NORMANDIE, en France—Alors que les étudiants s’approchent de l’extrémité irrégulière de la Pointe du Hoc sur la côte nord-ouest de la Normandie, ils semblent perplexes.

Ils ont étudié la Seconde Guerre mondiale et ont appris comment les Rangers de l’armée américaine ont débarqué sur Omaha Beach le 6 juin 1944, escaladant les falaises normandes sous des tirs ennemis intenses. Ils savent tout du Jour J, la plus grande opération amphibie de l’histoire et la bataille sanglante, tournant pour les forces alliées.

Presque huit décennies plus tard, les étudiants découvrent quelque chose de nouveau sur l’expérience de guerre alors qu’ils s’embarquent dans un Staff Ride sans précédent avec le Corps de formation des officiers de réserve (ROTC) de l’Université du Michigan.

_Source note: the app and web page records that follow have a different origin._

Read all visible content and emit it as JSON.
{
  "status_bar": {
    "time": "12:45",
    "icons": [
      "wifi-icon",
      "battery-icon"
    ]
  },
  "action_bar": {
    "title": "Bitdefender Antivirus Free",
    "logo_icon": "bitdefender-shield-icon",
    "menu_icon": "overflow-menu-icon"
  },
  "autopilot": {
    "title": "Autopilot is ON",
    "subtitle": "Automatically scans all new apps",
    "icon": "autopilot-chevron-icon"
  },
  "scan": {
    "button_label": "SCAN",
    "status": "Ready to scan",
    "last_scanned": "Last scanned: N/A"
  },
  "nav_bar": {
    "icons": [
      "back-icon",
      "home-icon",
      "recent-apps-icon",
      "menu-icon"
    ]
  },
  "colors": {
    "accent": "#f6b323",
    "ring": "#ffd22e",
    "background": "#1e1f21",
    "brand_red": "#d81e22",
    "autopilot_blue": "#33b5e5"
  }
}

Cadet de l’armée de terre, Alexis Gonzalez, au mémorial des Rangers de l’armée de terre américaine de la Seconde Guerre mondiale à la Pointe du Hoc
Cadet de l’armée de terre, Alexis Gonzalez, au mémorial des Rangers de l’armée de terre américaine de la Seconde Guerre mondiale à la Pointe du Hoc

« Vous lisez des récits sur l’invasion des Alliés dans les livres et vous apprenez certains détails de cette opération particulière et les hautes falaises, mais vous n’en pensez pas grande chose », a déclaré le cadet de l’armée Alexis Gonzalez, l’un des 30 cadets et aspirants qui ont exploré le site de Normandie ce printemps dans le cadre du Staff Ride à caractère unique.

« Une fois que vous êtes ici, vous voyez – de vos propres yeux – la masse des falaises, leur hauteur et la difficulté du terrain que les Rangers ont dû appréhender ; c’est plutôt un choc. »

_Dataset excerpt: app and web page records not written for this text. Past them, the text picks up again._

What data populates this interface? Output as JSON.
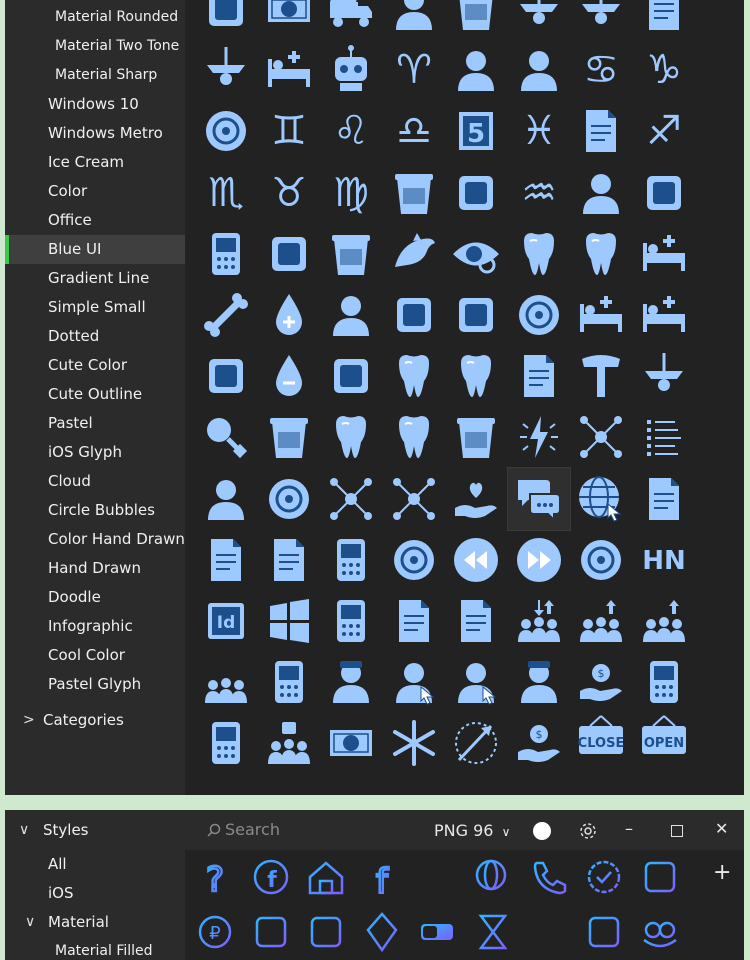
{
  "window1": {
    "sidebar": {
      "items": [
        {
          "label": "Material Rounded",
          "level": 2
        },
        {
          "label": "Material Two Tone",
          "level": 2
        },
        {
          "label": "Material Sharp",
          "level": 2
        },
        {
          "label": "Windows 10",
          "level": 1
        },
        {
          "label": "Windows Metro",
          "level": 1
        },
        {
          "label": "Ice Cream",
          "level": 1
        },
        {
          "label": "Color",
          "level": 1
        },
        {
          "label": "Office",
          "level": 1
        },
        {
          "label": "Blue UI",
          "level": 1,
          "active": true
        },
        {
          "label": "Gradient Line",
          "level": 1
        },
        {
          "label": "Simple Small",
          "level": 1
        },
        {
          "label": "Dotted",
          "level": 1
        },
        {
          "label": "Cute Color",
          "level": 1
        },
        {
          "label": "Cute Outline",
          "level": 1
        },
        {
          "label": "Pastel",
          "level": 1
        },
        {
          "label": "iOS Glyph",
          "level": 1
        },
        {
          "label": "Cloud",
          "level": 1
        },
        {
          "label": "Circle Bubbles",
          "level": 1
        },
        {
          "label": "Color Hand Drawn",
          "level": 1
        },
        {
          "label": "Hand Drawn",
          "level": 1
        },
        {
          "label": "Doodle",
          "level": 1
        },
        {
          "label": "Infographic",
          "level": 1
        },
        {
          "label": "Cool Color",
          "level": 1
        },
        {
          "label": "Pastel Glyph",
          "level": 1
        }
      ],
      "categories_label": "Categories"
    },
    "icons": [
      "inbox-tray-icon",
      "money-bill-icon",
      "dump-truck-icon",
      "office-worker-icon",
      "cap-icon",
      "ceiling-fan-icon",
      "ceiling-fan-light-icon",
      "newspaper-icon",
      "ceiling-lamp-icon",
      "hospital-bed-icon",
      "robot-icon",
      "aries-icon",
      "man-avatar-icon",
      "woman-avatar-icon",
      "cancer-zodiac-icon",
      "capricorn-icon",
      "sun-lamp-icon",
      "gemini-icon",
      "leo-icon",
      "libra-icon",
      "five-box-icon",
      "pisces-icon",
      "folder-lock-icon",
      "sagittarius-icon",
      "scorpio-icon",
      "taurus-icon",
      "virgo-icon",
      "trash-bin-icon",
      "accessibility-settings-icon",
      "aquarius-icon",
      "bathtub-person-icon",
      "rope-bridge-icon",
      "baby-monitor-icon",
      "corset-icon",
      "bucket-hat-icon",
      "dolphin-icon",
      "eye-search-icon",
      "electric-toothbrush-icon",
      "tooth-box-icon",
      "beach-chair-icon",
      "bone-icon",
      "blood-drop-plus-icon",
      "person-icon",
      "spray-bottle-icon",
      "flask-icon",
      "bacteria-icon",
      "hospital-bed-plus-icon",
      "stretcher-icon",
      "first-aid-kit-icon",
      "blood-drop-minus-icon",
      "garden-sprinkler-icon",
      "tooth-braces-icon",
      "broken-tooth-icon",
      "document-fold-icon",
      "hammer-icon",
      "wall-lamp-icon",
      "magnifier-icon",
      "plant-pot-icon",
      "tooth-icon",
      "tooth-icon-2",
      "pot-icon",
      "lightning-icon",
      "org-chart-icon",
      "list-icon",
      "face-scan-icon",
      "target-icon",
      "network-icon",
      "box-network-icon",
      "heart-hand-icon",
      "chat-bubbles-icon",
      "globe-cursor-icon",
      "file-export-icon",
      "file-import-icon",
      "excel-icon",
      "speaker-icon",
      "sea-sphere-icon",
      "rewind-icon",
      "fast-forward-icon",
      "magic-8-ball-icon",
      "hn-text-icon",
      "indesign-icon",
      "windows-logo-icon",
      "iphone-icon",
      "artboard-icon",
      "contacts-icon",
      "group-down-icon",
      "group-up-icon",
      "group-icon",
      "meeting-icon",
      "calendar-eye-icon",
      "police-officer-icon",
      "user-cursor-icon",
      "users-cursor-icon",
      "police-cap-icon",
      "hand-coin-icon",
      "mobile-dollar-icon",
      "calculator-dollar-icon",
      "vote-people-icon",
      "money-heart-icon",
      "asterisk-icon",
      "compass-arrow-icon",
      "money-hand-icon",
      "close-sign-icon",
      "open-sign-icon"
    ],
    "selected_icon_index": 69,
    "texts": {
      "close_sign": "CLOSE",
      "open_sign": "OPEN",
      "hn_text": "HN",
      "five": "5",
      "indesign": "Id"
    }
  },
  "window2": {
    "sidebar": {
      "styles_label": "Styles",
      "items": [
        {
          "label": "All",
          "level": 1
        },
        {
          "label": "iOS",
          "level": 1
        },
        {
          "label": "Material",
          "level": 1,
          "expanded": true
        },
        {
          "label": "Material Filled",
          "level": 2
        }
      ]
    },
    "toolbar": {
      "search_placeholder": "Search",
      "format_label": "PNG 96",
      "color_swatch": "#ffffff"
    },
    "icons": [
      "question-mark-icon",
      "facebook-circle-icon",
      "house-icon",
      "facebook-icon",
      "checklist-icon",
      "globe-cursor-icon",
      "phone-call-icon",
      "verified-badge-icon",
      "finder-icon",
      "ruble-coin-icon",
      "swimsuit-icon",
      "ceiling-fan-icon",
      "kite-icon",
      "toggle-icon",
      "hourglass-icon",
      "menu-lines-icon",
      "hand-pointer-icon",
      "monster-eyes-icon"
    ],
    "add_label": "+"
  },
  "colors": {
    "accent": "#3cc94a",
    "icon_fill": "#9ec9ff",
    "icon_dark": "#1c4f8c",
    "gradient_a": "#7b61ff",
    "gradient_b": "#2fb5ff",
    "bg": "#2b2b2b",
    "grid_bg": "#222222"
  }
}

Gonzalez avait étudié l’opération de la Pointe du Hoc et le terrain environnant pendant un semestre avant de se rendre en France, mais il admet avoir tout de même été surpris lorsqu’il a touché le sol par une matinée froide et venteuse. Le ciel était bleu avec seulement quelques nuages éparses, offrant une vue imprenable sur les vastes falaises de plus de 30 mètres de haut qui surplombent les étroites plages françaises.

« Ils (les Rangers) avaient leur canon avec eux, donc ils devaient envoyer leur échelle au sommet de ces falaises à l’aide du canon et ensuite les escalader sous les tirs des forces allemandes », a-t-il déclaré. « En fait, rien que l’escalade semble difficile, mais imaginez-vous vous faire mitrailler en même temps. Cela nous donne une autre perspective de ce à quoi les Rangers ont été confrontés. »

Sans précédent – hier et aujourd’hui

Entouré de plusieurs bunkers en béton avec des plaques commémoratives, le site de la Pointe du Hoc est l’un des nombreux sites de ces batailles qui se sont déroulées simultanément le Jour J. L’opération navale, aérienne et terrestre la plus importante de l’histoire de l’humanité a rassemblé les forces alliées des États-Unis, de la Grande-Bretagne et du Canada.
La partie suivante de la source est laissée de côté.